Publié le : 24/04/23
Temps de lecture : 6 min
  • Si l’origine des cancers est multifactorielle, l’âge augmente le risque d’apparition des cancers. L’âge médian du diagnostic en France est de 68 ans pour les hommes et 67 ans pour les femmes et près d’1/3 des cancers sont diagnostiqués chez des personnes de plus de 75 ans. Les établissements de santé comme les EHPAD sont donc particulièrement concernés par la prise en charge des cancers, tout comme les SSR (soins de suite et de réadaptation).

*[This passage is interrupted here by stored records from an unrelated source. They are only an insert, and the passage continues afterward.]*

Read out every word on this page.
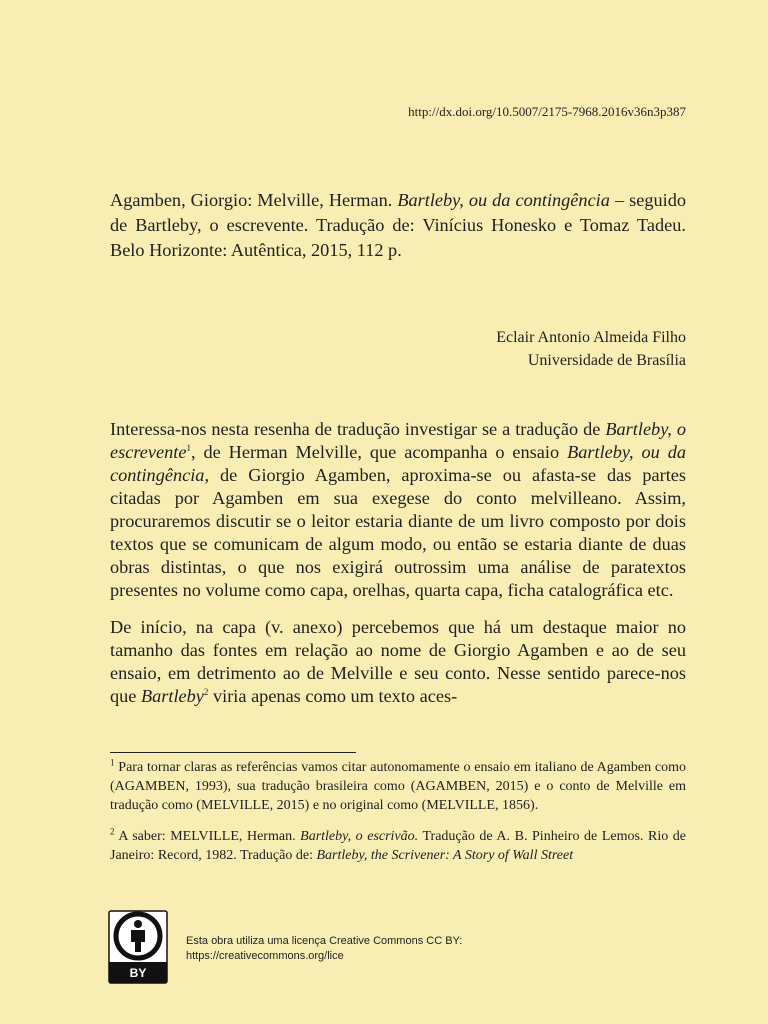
http://dx.doi.org/10.5007/2175-7968.2016v36n3p387

Agamben, Giorgio: Melville, Herman. Bartleby, ou da contingência – seguido de Bartleby, o escrevente. Tradução de: Vinícius Honesko e Tomaz Tadeu. Belo Horizonte: Autêntica, 2015, 112 p.

Eclair Antonio Almeida Filho
Universidade de Brasília

Interessa-nos nesta resenha de tradução investigar se a tradução de Bartleby, o escrevente$^1$, de Herman Melville, que acompanha o ensaio Bartleby, ou da contingência, de Giorgio Agamben, aproxima-se ou afasta-se das partes citadas por Agamben em sua exegese do conto melvilleano. Assim, procuraremos discutir se o leitor estaria diante de um livro composto por dois textos que se comunicam de algum modo, ou então se estaria diante de duas obras distintas, o que nos exigirá outrossim uma análise de paratextos presentes no volume como capa, orelhas, quarta capa, ficha catalográfica etc.

De início, na capa (v. anexo) percebemos que há um destaque maior no tamanho das fontes em relação ao nome de Giorgio Agamben e ao de seu ensaio, em detrimento ao de Melville e seu conto. Nesse sentido parece-nos que Bartleby$^2$ viria apenas como um texto aces-

$^1$ Para tornar claras as referências vamos citar autonomamente o ensaio em italiano de Agamben como (AGAMBEN, 1993), sua tradução brasileira como (AGAMBEN, 2015) e o conto de Melville em tradução como (MELVILLE, 2015) e no original como (MELVILLE, 1856).

$^2$ A saber: MELVILLE, Herman. Bartleby, o escrivão. Tradução de A. B. Pinheiro de Lemos. Rio de Janeiro: Record, 1982. Tradução de: Bartleby, the Scrivener: A Story of Wall Street

BY
Esta obra utiliza uma licença Creative Commons CC BY:
https://creativecommons.org/lice
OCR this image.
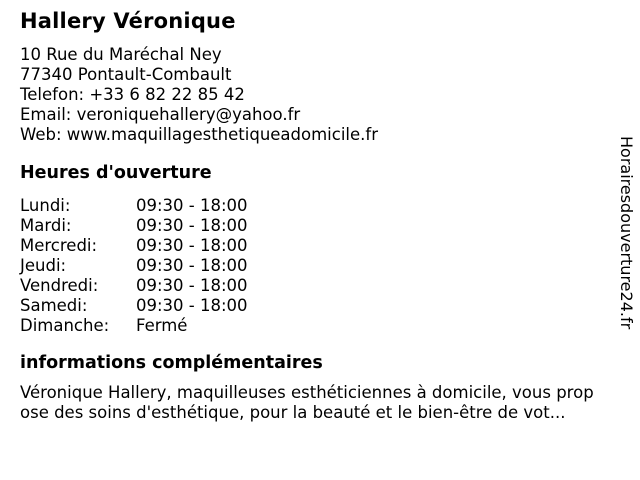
Hallery Véronique
10 Rue du Maréchal Ney
77340 Pontault-Combault
Telefon: +33 6 82 22 85 42
Email: veroniquehallery@yahoo.fr
Web: www.maquillagesthetiqueadomicile.fr
Heures d'ouverture
Lundi:	09:30 - 18:00
Mardi:	09:30 - 18:00
Mercredi:	09:30 - 18:00
Jeudi:	09:30 - 18:00
Vendredi:	09:30 - 18:00
Samedi:	09:30 - 18:00
Dimanche:	Fermé
informations complémentaires
Véronique Hallery, maquilleuses esthéticiennes à domicile, vous prop
ose des soins d'esthétique, pour la beauté et le bien-être de vot...
Horairesdouverture24.fr
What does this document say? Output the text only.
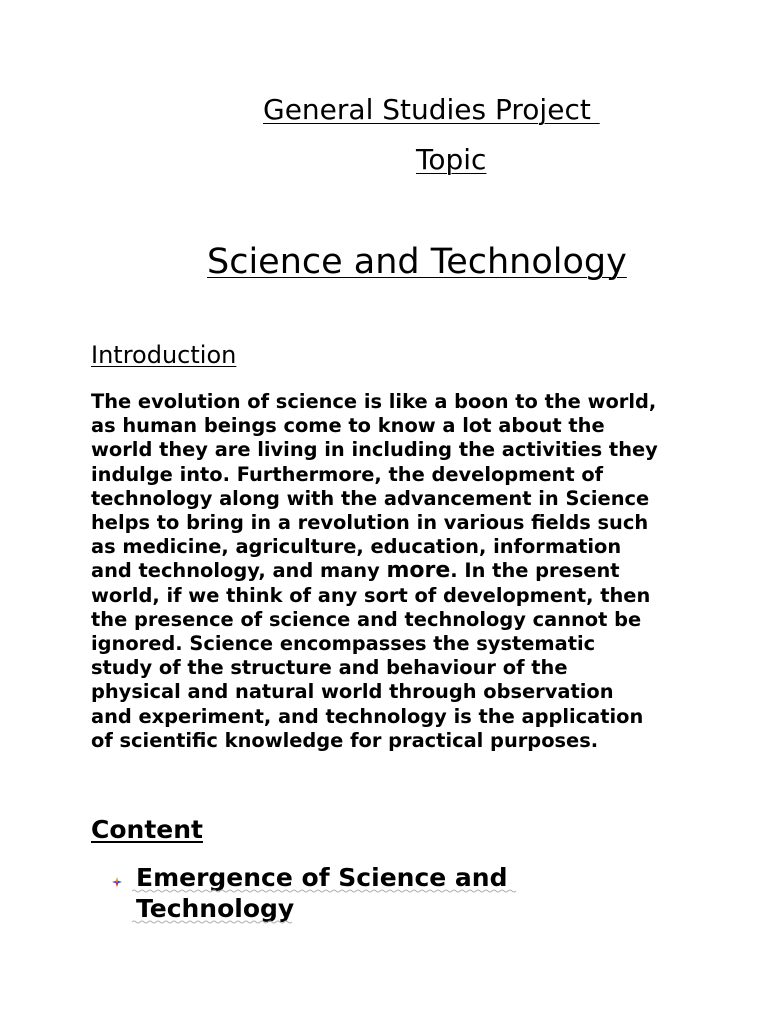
General Studies Project
Topic
Science and Technology
Introduction
The evolution of science is like a boon to the world,
as human beings come to know a lot about the
world they are living in including the activities they
indulge into. Furthermore, the development of
technology along with the advancement in Science
helps to bring in a revolution in various fields such
as medicine, agriculture, education, information
and technology, and many more. In the present
world, if we think of any sort of development, then
the presence of science and technology cannot be
ignored. Science encompasses the systematic
study of the structure and behaviour of the
physical and natural world through observation
and experiment, and technology is the application
of scientific knowledge for practical purposes.
Content
Emergence of Science and
Technology
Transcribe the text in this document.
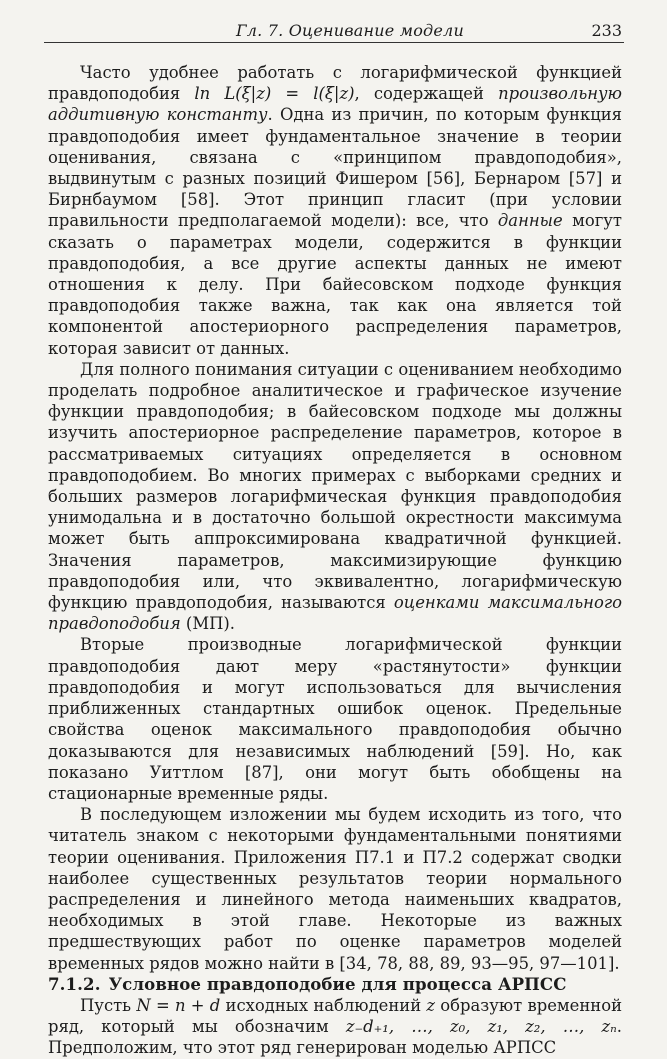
Гл. 7. Оценивание модели	233

Часто удобнее работать с логарифмической функцией правдоподобия ln L(ξ|z) = l(ξ|z), содержащей произвольную аддитивную константу. Одна из причин, по которым функция правдоподобия имеет фундаментальное значение в теории оценивания, связана с «принципом правдоподобия», выдвинутым с разных позиций Фишером [56], Бернаром [57] и Бирнбаумом [58]. Этот принцип гласит (при условии правильности предполагаемой модели): все, что данные могут сказать о параметрах модели, содержится в функции правдоподобия, а все другие аспекты данных не имеют отношения к делу. При байесовском подходе функция правдоподобия также важна, так как она является той компонентой апостериорного распределения параметров, которая зависит от данных.

Для полного понимания ситуации с оцениванием необходимо проделать подробное аналитическое и графическое изучение функции правдоподобия; в байесовском подходе мы должны изучить апостериорное распределение параметров, которое в рассматриваемых ситуациях определяется в основном правдоподобием. Во многих примерах с выборками средних и больших размеров логарифмическая функция правдоподобия унимодальна и в достаточно большой окрестности максимума может быть аппроксимирована квадратичной функцией. Значения параметров, максимизирующие функцию правдоподобия или, что эквивалентно, логарифмическую функцию правдоподобия, называются оценками максимального правдоподобия (МП).

Вторые производные логарифмической функции правдоподобия дают меру «растянутости» функции правдоподобия и могут использоваться для вычисления приближенных стандартных ошибок оценок. Предельные свойства оценок максимального правдоподобия обычно доказываются для независимых наблюдений [59]. Но, как показано Уиттлом [87], они могут быть обобщены на стационарные временные ряды.

В последующем изложении мы будем исходить из того, что читатель знаком с некоторыми фундаментальными понятиями теории оценивания. Приложения П7.1 и П7.2 содержат сводки наиболее существенных результатов теории нормального распределения и линейного метода наименьших квадратов, необходимых в этой главе. Некоторые из важных предшествующих работ по оценке параметров моделей временных рядов можно найти в [34, 78, 88, 89, 93—95, 97—101].

7.1.2. Условное правдоподобие для процесса АРПСС

Пусть N = n + d исходных наблюдений z образуют временной ряд, который мы обозначим z₋d₊₁, …, z₀, z₁, z₂, …, zₙ. Предположим, что этот ряд генерирован моделью АРПСС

    Les effets les plus fréquents du cancer sur l’alimentation du patient

    Le cancer ainsi que les effets liés aux traitements peuvent engendrer des troubles intestinaux, des nausées, des vomissements, mais également des pertes d’appétit et des troubles du goût. Tous ces symptômes ont un impact fort sur l’alimentation des malades et augmentent le risque de dénutrition. Les personnels soignants sont donc confrontés à la prise en charge de ces troubles, qui amènent à repenser et à adapter l’alimentation. En effet, dans la santé, comme dans la maladie, l’alimentation joue un rôle crucial pour le bon fonctionnement de l’organisme. Il est donc essentiel d’entretenir une alimentation riche, dans des quantités suffisantes en favorisant le plaisir de manger des patients.

    Dénutrition : diagnostic et prise en charge

    La dénutrition, qui se traduit par un déséquilibre de la balance énergétique (carence en protéines et en énergie) est alors une des conséquences de la perte d’appétit, courante dans le cas de personnes atteintes de cancer.  

    D’après la Société Francophone de Nutrition Clinique et Métabolisme, 40 % des patients atteints de cancer sont dénutris. Un risque d’autant plus marqué chez les séniors puisqu’ils sont déjà sujets à la sarcopénie (perte de masse au cours du vieillissement). A terme, les risques de cachexie sont augmentés provoquant un affaiblissement profond de l’organisme dû à une dénutrition importante.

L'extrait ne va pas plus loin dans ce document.